Después de la victoria sobre Huerta, sobrevino el rompimiento de los revolucionarios y la división entre constitucionalistas y convencionistas, Villa parecía imbatible, pero Obregón lo derrotó en las batallas en el Bajío en 1915, coronando su estrella militar, pero a un costo personal muy alto, la pérdida de su brazo derecho. De ahí fue Secretario de Guerra y Marina con el presidente Carranza, a partir de entonces la historia es conocida, renunció al cargo para ser candidato a la presidencia, Don Venustiano no lo apoyó, se rebeló, vino la trágica muerte de Carranza y su ascenso al poder entre 1920 y 1928.

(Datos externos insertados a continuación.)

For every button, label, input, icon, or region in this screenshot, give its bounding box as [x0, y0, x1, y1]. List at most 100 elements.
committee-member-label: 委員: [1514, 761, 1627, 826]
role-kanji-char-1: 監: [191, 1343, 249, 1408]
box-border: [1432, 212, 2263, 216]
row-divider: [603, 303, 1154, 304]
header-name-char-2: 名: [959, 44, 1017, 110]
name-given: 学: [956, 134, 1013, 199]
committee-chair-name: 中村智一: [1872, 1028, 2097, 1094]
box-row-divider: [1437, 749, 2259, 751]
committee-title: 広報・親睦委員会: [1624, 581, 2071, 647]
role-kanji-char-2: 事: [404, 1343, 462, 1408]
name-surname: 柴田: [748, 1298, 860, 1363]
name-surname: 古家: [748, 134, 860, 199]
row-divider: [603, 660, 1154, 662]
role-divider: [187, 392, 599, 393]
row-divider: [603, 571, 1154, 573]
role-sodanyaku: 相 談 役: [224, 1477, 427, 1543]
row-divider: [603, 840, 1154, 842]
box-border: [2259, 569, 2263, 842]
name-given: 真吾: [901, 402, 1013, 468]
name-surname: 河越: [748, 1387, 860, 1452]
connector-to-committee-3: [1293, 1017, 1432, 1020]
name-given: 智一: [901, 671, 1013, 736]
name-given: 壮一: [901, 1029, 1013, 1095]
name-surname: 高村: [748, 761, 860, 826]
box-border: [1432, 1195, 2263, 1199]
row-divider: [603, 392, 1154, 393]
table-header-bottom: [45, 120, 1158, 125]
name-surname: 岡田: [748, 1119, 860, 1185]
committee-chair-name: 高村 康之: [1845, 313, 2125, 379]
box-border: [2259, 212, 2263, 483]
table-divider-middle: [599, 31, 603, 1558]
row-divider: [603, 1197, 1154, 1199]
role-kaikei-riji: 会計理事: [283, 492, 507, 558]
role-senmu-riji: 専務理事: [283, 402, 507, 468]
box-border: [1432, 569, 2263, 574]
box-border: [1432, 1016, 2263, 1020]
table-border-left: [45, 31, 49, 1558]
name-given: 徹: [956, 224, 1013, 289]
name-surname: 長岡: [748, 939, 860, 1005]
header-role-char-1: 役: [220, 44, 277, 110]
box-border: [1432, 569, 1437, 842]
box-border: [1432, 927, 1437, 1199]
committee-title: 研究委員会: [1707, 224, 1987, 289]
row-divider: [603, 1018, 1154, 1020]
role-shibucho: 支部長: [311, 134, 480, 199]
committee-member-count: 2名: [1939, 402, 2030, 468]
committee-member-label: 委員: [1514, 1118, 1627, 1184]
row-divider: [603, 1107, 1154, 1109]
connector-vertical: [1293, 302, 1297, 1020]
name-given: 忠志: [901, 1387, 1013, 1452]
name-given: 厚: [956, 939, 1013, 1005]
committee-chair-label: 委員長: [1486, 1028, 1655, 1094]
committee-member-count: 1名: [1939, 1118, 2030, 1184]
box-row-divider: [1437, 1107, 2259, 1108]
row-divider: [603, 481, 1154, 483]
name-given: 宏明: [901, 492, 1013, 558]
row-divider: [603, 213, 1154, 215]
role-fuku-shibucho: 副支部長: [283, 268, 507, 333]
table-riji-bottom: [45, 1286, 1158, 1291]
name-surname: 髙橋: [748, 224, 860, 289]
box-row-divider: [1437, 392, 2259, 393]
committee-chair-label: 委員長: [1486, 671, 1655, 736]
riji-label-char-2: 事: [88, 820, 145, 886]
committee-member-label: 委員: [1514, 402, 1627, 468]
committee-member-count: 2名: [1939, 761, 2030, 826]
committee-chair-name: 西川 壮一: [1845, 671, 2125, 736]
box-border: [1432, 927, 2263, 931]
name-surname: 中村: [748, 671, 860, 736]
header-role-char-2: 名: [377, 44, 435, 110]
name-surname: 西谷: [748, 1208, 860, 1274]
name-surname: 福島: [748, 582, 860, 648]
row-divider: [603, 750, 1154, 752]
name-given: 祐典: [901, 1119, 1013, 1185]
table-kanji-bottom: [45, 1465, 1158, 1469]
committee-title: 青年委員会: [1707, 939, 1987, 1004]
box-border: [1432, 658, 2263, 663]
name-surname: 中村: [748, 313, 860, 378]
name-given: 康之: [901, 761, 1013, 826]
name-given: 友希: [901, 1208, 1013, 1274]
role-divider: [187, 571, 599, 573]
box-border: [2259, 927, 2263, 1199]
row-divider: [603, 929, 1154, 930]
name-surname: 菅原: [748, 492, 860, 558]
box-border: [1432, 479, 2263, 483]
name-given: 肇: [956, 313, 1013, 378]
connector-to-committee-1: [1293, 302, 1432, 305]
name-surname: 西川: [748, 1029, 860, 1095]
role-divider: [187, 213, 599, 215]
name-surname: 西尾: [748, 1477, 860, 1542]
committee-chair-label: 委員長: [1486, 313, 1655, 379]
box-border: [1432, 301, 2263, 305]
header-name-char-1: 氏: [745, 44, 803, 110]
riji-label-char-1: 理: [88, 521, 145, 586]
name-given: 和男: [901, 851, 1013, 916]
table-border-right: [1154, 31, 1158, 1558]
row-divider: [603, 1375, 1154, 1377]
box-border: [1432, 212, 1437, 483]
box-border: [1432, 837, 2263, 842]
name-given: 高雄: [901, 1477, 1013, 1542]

La relación de Obregón con Cuernavaca, es escasa, casi nula, se remite solo a dos momentos, sin embargo, coincidentemente definitorios en su vida y destino, pues ambos momentos asociados a la eterna primavera fueron la antesala de los dos episodios de mayor poder en su carrera militar y política. El primero de ellos, el menos conocido, se dio en mayo de 1920, cuando tras huir de la Ciudad de México a Guerrero y ser salvado por Fortunato Maycotte, al darse ya la salida del presidente Carranza hacia Veracruz, Obregón triunfante regresó a la capital, a su paso se detuvo en Cuernavaca y es famosa una fotografía donde se ve al Caudillo arengar desde los balcones del Hotel Bellavista al pueblo que lo vitorea. Este momento fue la antesala de su llegada a la presidencia en 1920.
El segundo momento, menos heroico y más cruento se dio en octubre de 1927, cuando Francisco Serrano, su antiguo colaborador y cuñado de su hermano, era su adversario en la campaña presidencial en la cual Obregón buscaba la reelección. Serrano y unos acompañantes llegaron a Cuernavaca, todo indicaba preparaban una rebelión al no existir garantías de una elección limpia.
Entonces fueron apresados en la capital morelense, con la orden de ser conducidos ante el presidente Calles, contrario a lo anterior, los prisioneros fueron ejecutados en Huitzilac por Claudio Fox quien recibió la orden de Obregón. Esta es una de las paginas negras que sus detractores achacan al caudillo invicto, Sin embargo, en ese momento la acción representó un triunfo para Obregón y le allanó el camino sin obstáculo alguno para por segunda ocasión alcanzar la silla presidencial, lo cual al final no se materializo pues lo que no lograron sus adversarios políticos y militares, lo consumó José de León Toral, el joven fanático católico que asesino al General de División Álvaro Obregón Salido, presidente electo de la república, el 17 de julio de 1928.